Kofi Annan-chaired commission to advise gov’t on Rakhine attacked again for having foreigner at helm
YANGON, Myanmar – Buddhist hardliners have taken to the streets of Myanmar’s former capital Yangon to protest an ex United Nations chief’s role in a government advisory commission formed to find lasting solutions for conflicts in western Rakhine State.
Rakhine – one of the poorest states in Myanmar – had seen a rise in tensions between ethnic Rakhine Buddhists and stateless Rohingya Muslims since communal violence broke out in mid-2012 that left nearly 100 people dead and around 140,000 people displaced, mostly Muslims.
The Kofi Annan-chaired commission was formed last month to advise the government on the “complex and delicate issues” in Rakhine, however it has since been attacked for having a foreigner at its helm.
On Sunday, around 400 people from nationalist groups in Yangon and other regions gathered at Bo Sein Hman ground in the city’s downtown area, calling for it to be abolished.
Pho Thar, one of the organizers of the rally, told Anadolu Agency that even though protesters realized the commission would play a big role in resolving the problems in Rakhine, “including non-Burmese people was totally unacceptable”.
“What happens if the commission suggests us to accept Bengalis as an ethnic group?” said Pho Thar, using a term to refer to Rakhine’s Rohingya minority that suggests they are not from Myanmar, but rather illegal migrants from neighboring Bangladesh.
Myanmar currently grants official statehood to 135 distinct ethnic groups (grouped into eight “major national ethnic races”) but nationalists — stirred by anti-Muslim campaigners such the Committee to Protect Race and Religion (Ma Ba Tha) – are afraid that by including the Rohingya it would give them legal access to the country’s resources.
“It will harm our country’s sovereignty more,” he underlined.
Such protests were once popular in Myanmar’s cities, but with Aung San Suu Kyi’s civilian government now at the helm of the country — following around 50 years of quasi-military governments and dictatorships — their popularity appears to be plummeting.
On Sunday, local residents clashed with protesters, who accused them of wasting their time.
“It’s a playground designed for residents to exercise. We only have Sunday off, but we can’t play football because of these bastards,” 32-year-old Maung Oo told Anadolu Agency after a fierce argument with the protesters, many of whom were Buddhist monks.
Police intervened to stop the two groups arguing after two photojournalists were punched by the protesters for photographing the quarrel.
“A petition signed by residents is now going to be submitted to the authority to stop such protests in the playground,” Maung Oo said.
Aye Lwin, a lawyer who participated in the rally, told Anadolu Agency that instead of forming the new commission, the government should have implemented recommendations from a probe set up by former President Thein Sein after the violence of 2012.

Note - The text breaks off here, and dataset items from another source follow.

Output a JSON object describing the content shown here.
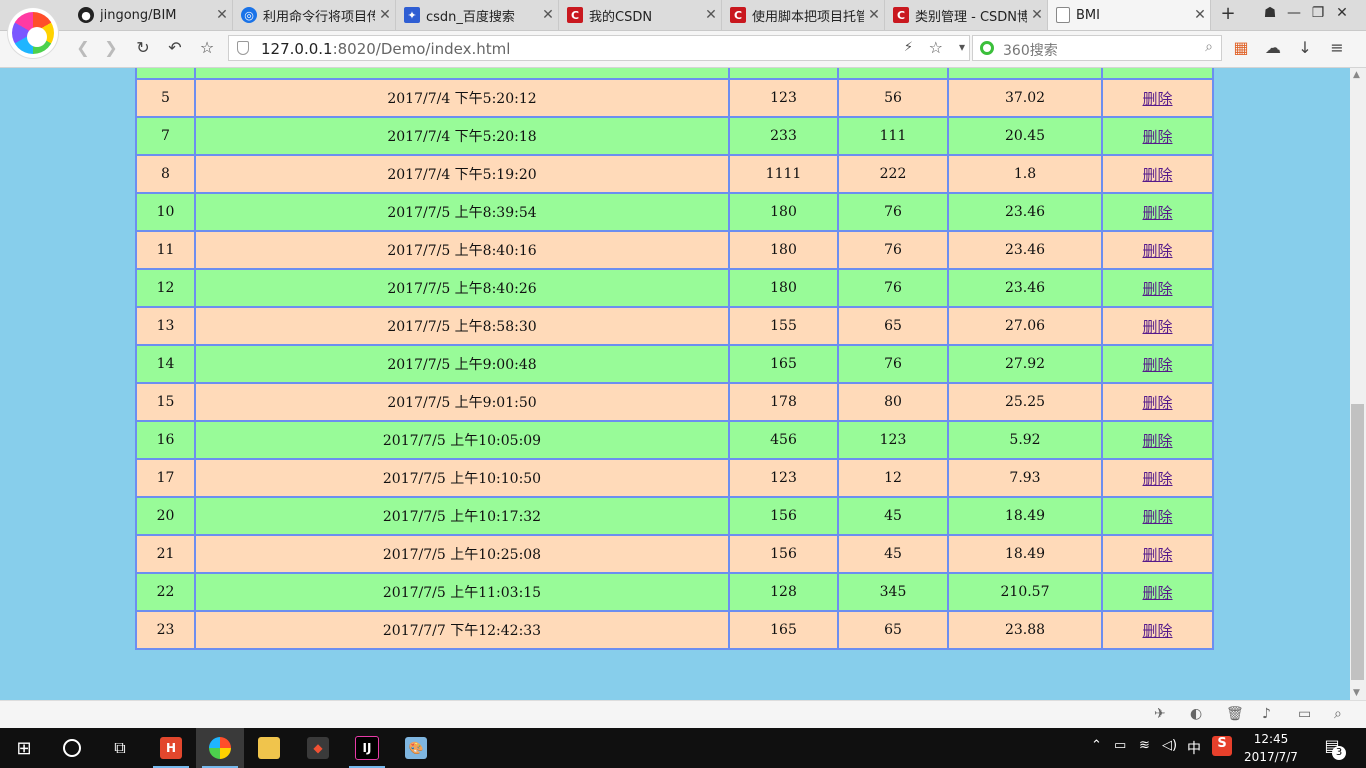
{
  "browser": {
    "tabs": [
      {
        "label": "jingong/BIM",
        "icon": "github-icon"
      },
      {
        "label": "利用命令行将项目传",
        "icon": "globe-icon"
      },
      {
        "label": "csdn_百度搜索",
        "icon": "baidu-paw-icon"
      },
      {
        "label": "我的CSDN",
        "icon": "csdn-icon"
      },
      {
        "label": "使用脚本把项目托管",
        "icon": "csdn-icon"
      },
      {
        "label": "类别管理 - CSDN博",
        "icon": "csdn-icon"
      },
      {
        "label": "BMI",
        "icon": "document-icon"
      }
    ],
    "address": {
      "host": "127.0.0.1",
      "rest": ":8020/Demo/index.html"
    },
    "search_placeholder": "360搜索"
  },
  "table": {
    "delete_label": "删除",
    "rows": [
      {
        "id": "",
        "time": "",
        "height": "",
        "weight": "",
        "bmi": ""
      },
      {
        "id": "5",
        "time": "2017/7/4 下午5:20:12",
        "height": "123",
        "weight": "56",
        "bmi": "37.02"
      },
      {
        "id": "7",
        "time": "2017/7/4 下午5:20:18",
        "height": "233",
        "weight": "111",
        "bmi": "20.45"
      },
      {
        "id": "8",
        "time": "2017/7/4 下午5:19:20",
        "height": "1111",
        "weight": "222",
        "bmi": "1.8"
      },
      {
        "id": "10",
        "time": "2017/7/5 上午8:39:54",
        "height": "180",
        "weight": "76",
        "bmi": "23.46"
      },
      {
        "id": "11",
        "time": "2017/7/5 上午8:40:16",
        "height": "180",
        "weight": "76",
        "bmi": "23.46"
      },
      {
        "id": "12",
        "time": "2017/7/5 上午8:40:26",
        "height": "180",
        "weight": "76",
        "bmi": "23.46"
      },
      {
        "id": "13",
        "time": "2017/7/5 上午8:58:30",
        "height": "155",
        "weight": "65",
        "bmi": "27.06"
      },
      {
        "id": "14",
        "time": "2017/7/5 上午9:00:48",
        "height": "165",
        "weight": "76",
        "bmi": "27.92"
      },
      {
        "id": "15",
        "time": "2017/7/5 上午9:01:50",
        "height": "178",
        "weight": "80",
        "bmi": "25.25"
      },
      {
        "id": "16",
        "time": "2017/7/5 上午10:05:09",
        "height": "456",
        "weight": "123",
        "bmi": "5.92"
      },
      {
        "id": "17",
        "time": "2017/7/5 上午10:10:50",
        "height": "123",
        "weight": "12",
        "bmi": "7.93"
      },
      {
        "id": "20",
        "time": "2017/7/5 上午10:17:32",
        "height": "156",
        "weight": "45",
        "bmi": "18.49"
      },
      {
        "id": "21",
        "time": "2017/7/5 上午10:25:08",
        "height": "156",
        "weight": "45",
        "bmi": "18.49"
      },
      {
        "id": "22",
        "time": "2017/7/5 上午11:03:15",
        "height": "128",
        "weight": "345",
        "bmi": "210.57"
      },
      {
        "id": "23",
        "time": "2017/7/7 下午12:42:33",
        "height": "165",
        "weight": "65",
        "bmi": "23.88"
      }
    ]
  },
  "taskbar": {
    "apps": [
      "hbuilder-icon",
      "browser-360-icon",
      "file-explorer-icon",
      "git-icon",
      "intellij-icon",
      "paint-icon"
    ],
    "ime": "中",
    "time": "12:45",
    "date": "2017/7/7",
    "notifications": "3"
  },
  "colors": {
    "page_bg": "#87ceeb",
    "row_green": "#98fb98",
    "row_peach": "#ffdab9",
    "border": "#6c8ef0"
  }
}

“The current government must work to implement these suggestions, because they have to be transferred from the previous government’s responsibility,” said Aye Lwin.
“We already have solutions for Rakhine. We don’t need advice from foreigners,” he said, underling that he saw the problem as a domestic issue.
“I am here to condemn the government for allowing international interference in our internal affairs.”
Earlier this week, State Counselor Aung San Suu Kyi underlined that the conflicts in Rakhine were no longer a domestic problem.
“There are also claims that by forming this commission we are bringing our domestic problems onto the international stages. It is not true in fact,” she said at the commission’s first meeting in Yangon on Monday.
“Our problems have been on the international stage for many years,” she stressed. “We want to find out why, we want to find out why… We want to find out the root causes. We want to find out the solutions.”